Speech therapists in Sonoma County have also told Rogers that the virtual visits have encouraged some mothers to be more involved, singing songs and doing activities directly with their children.
"We're only there an hour a week, so this is what we want," Rogers said.
Petaluma mom Patricia Vasquez's 2-year-old daughter, Genesis, has cerebral palsy. They have been receiving weekly home visits for a little more than a year, and Vasquez said seeing the visitor in person before the stay-at-home order helped her and her daughter learn sign language to communicate. For two weeks now they have had video visits, but Genesis doesn't like to sit still watching the camera. What has worked better for Vasquez is that the home visitor has sent her text messages with ideas for activities Vasquez can do with her daughter.
"We've learned different things to do at home," Vasquez said. "She sent me recipes to make Play-Doh with no chemicals. We've learned a lot now that we are staying at home, too."
Home visitors in several counties have been surprised at how many clients still wanted to participate in visits while they shelter in place, even if they are virtual.

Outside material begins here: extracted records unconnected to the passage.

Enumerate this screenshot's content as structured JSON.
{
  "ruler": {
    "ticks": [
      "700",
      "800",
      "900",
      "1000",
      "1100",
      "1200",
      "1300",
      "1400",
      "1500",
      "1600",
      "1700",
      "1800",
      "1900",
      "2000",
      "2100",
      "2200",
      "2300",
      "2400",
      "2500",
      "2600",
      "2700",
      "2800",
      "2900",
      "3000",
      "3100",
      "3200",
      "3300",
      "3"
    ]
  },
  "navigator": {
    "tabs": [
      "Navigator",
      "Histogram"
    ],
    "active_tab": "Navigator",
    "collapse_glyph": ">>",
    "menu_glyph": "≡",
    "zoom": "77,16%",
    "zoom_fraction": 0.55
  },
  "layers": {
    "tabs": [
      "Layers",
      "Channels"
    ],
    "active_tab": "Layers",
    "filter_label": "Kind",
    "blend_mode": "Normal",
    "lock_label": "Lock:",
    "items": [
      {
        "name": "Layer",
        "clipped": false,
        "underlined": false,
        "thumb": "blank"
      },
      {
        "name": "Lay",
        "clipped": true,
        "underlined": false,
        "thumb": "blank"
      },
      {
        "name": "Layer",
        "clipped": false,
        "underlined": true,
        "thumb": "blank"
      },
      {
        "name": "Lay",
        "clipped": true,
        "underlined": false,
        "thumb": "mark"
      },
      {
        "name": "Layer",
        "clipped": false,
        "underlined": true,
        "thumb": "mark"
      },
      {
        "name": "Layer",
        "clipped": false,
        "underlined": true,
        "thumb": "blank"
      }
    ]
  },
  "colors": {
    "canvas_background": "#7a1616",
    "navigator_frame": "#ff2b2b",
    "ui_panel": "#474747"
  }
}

In Yolo County, pediatricians or obstetricians used to literally walk new parents down the medical clinic hall to introduce them to their home visitor. Now, doctors have to introduce them by phone call. Even so, families seem to be even more eager to participate now than before, said Daleiden.
"It's an anxious time for everybody and particularly for new mothers, or new mothers to be, especially as they're sheltering in place at home," Daleiden said. "They really do want connection, so they're saying yes to that first phone call and then to the idea of working in a virtual way."